Having spoken against the wrong ways of doing church and having outlined the right way of being church, Crabb asks, “Now what?” It is not Crabb’s style to offer prescriptions. He thinks deeply and reflects personally. Thus his “take-aways” purposefully stay at the level of principles which he wants people to apply creatively. Therefore, he offers the following five considerations for applying Real Church.

1. Spiritual Theology: Truth should be a dialogue.

2. Spiritual Formation: Formation takes a lifetime.

3. Spiritual Community: Conflict is an opportunity, don’t skirt it.

4. Spiritual Mission: Hope sustains mission.

5. We’re all addicted to the same thing: Self

These are sound principles, briefly developed, that perhaps could have left a stronger impact had Crabb concluded by addressing some of the very practical questions that pastors and church leaders in the trenches must face. For example, questions such as:

*If I am a leader or a lay person in a local church that is not living according to the “four marks,” how do I transition my church?

*If movement toward a “four marks” church is not done through programs (which Crabb has a strong distaste for), then how are such churches developed?

*How could pastors and leaders be equipped for leading “four mark” churches?

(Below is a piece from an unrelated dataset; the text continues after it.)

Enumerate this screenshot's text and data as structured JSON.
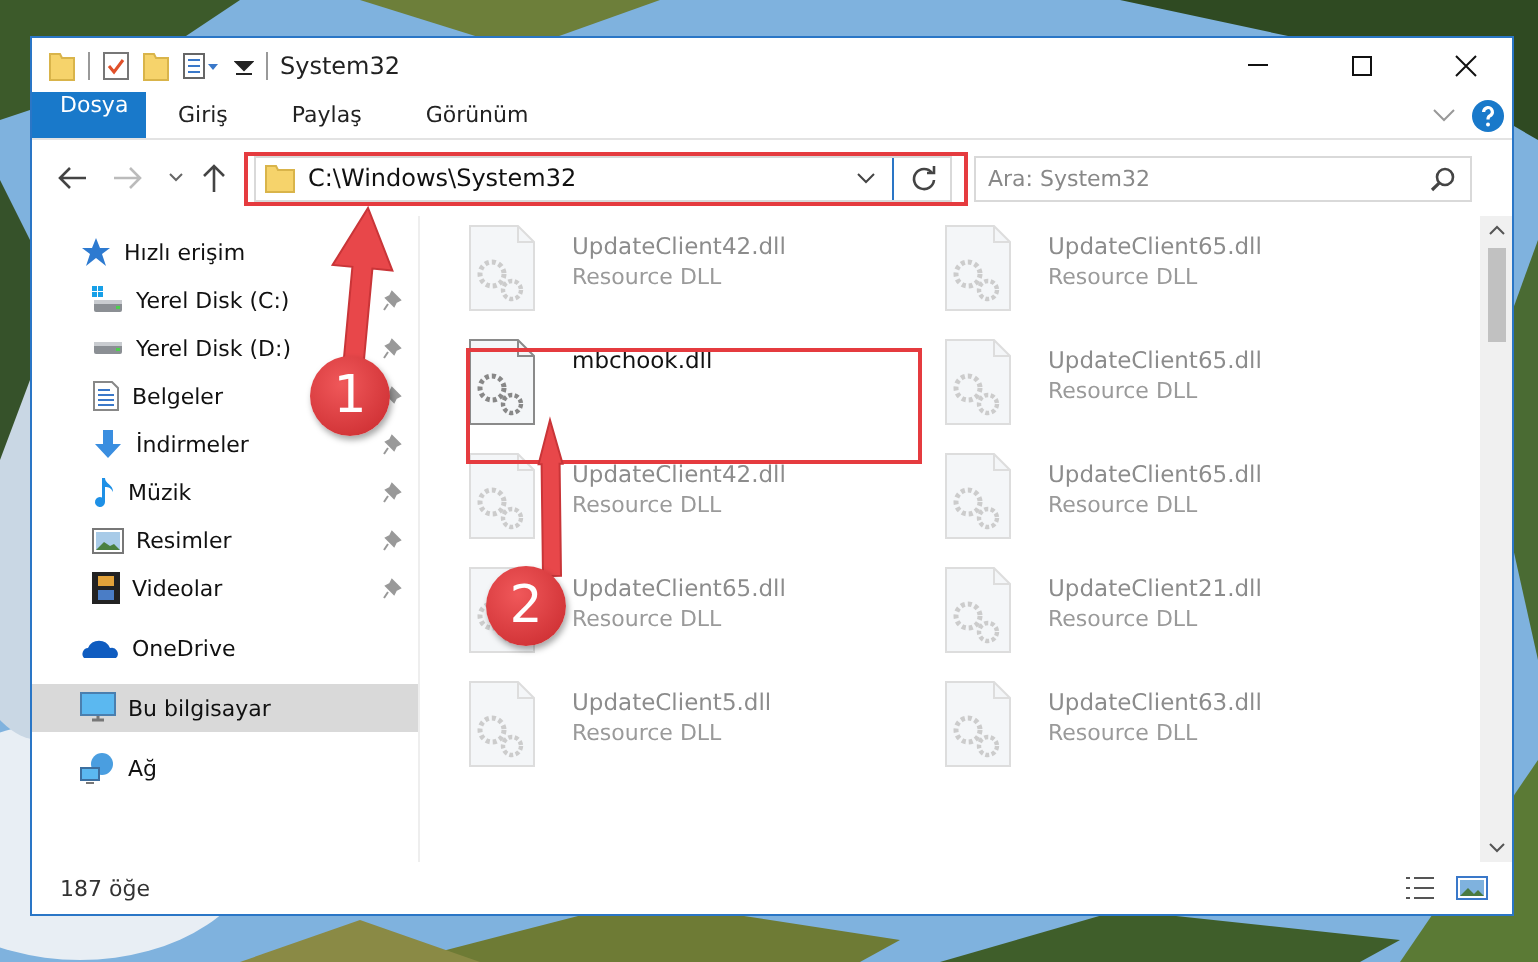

*What does it look like to preach and teach spiritual theology that leads to spiritual formation in spiritual community?

In Summary

Real Church shares solid insights for pastors and lay people, at times presented in a way that may come across to some readers as having “cornered the market” on a superior way of doing real church. The four marks of spiritual theology, spiritual formation, spiritual community, and spiritual mission in the context of life as a story of God’s love offered, rejected, and restored, show great promise for equipping pastors, planting churches, transitioning churches, and deepening congregational life. Readers willing to step back and take in the constructive critiques will find many areas of renewed focus that could lead any congregation toward a healthier, God-honoring real church.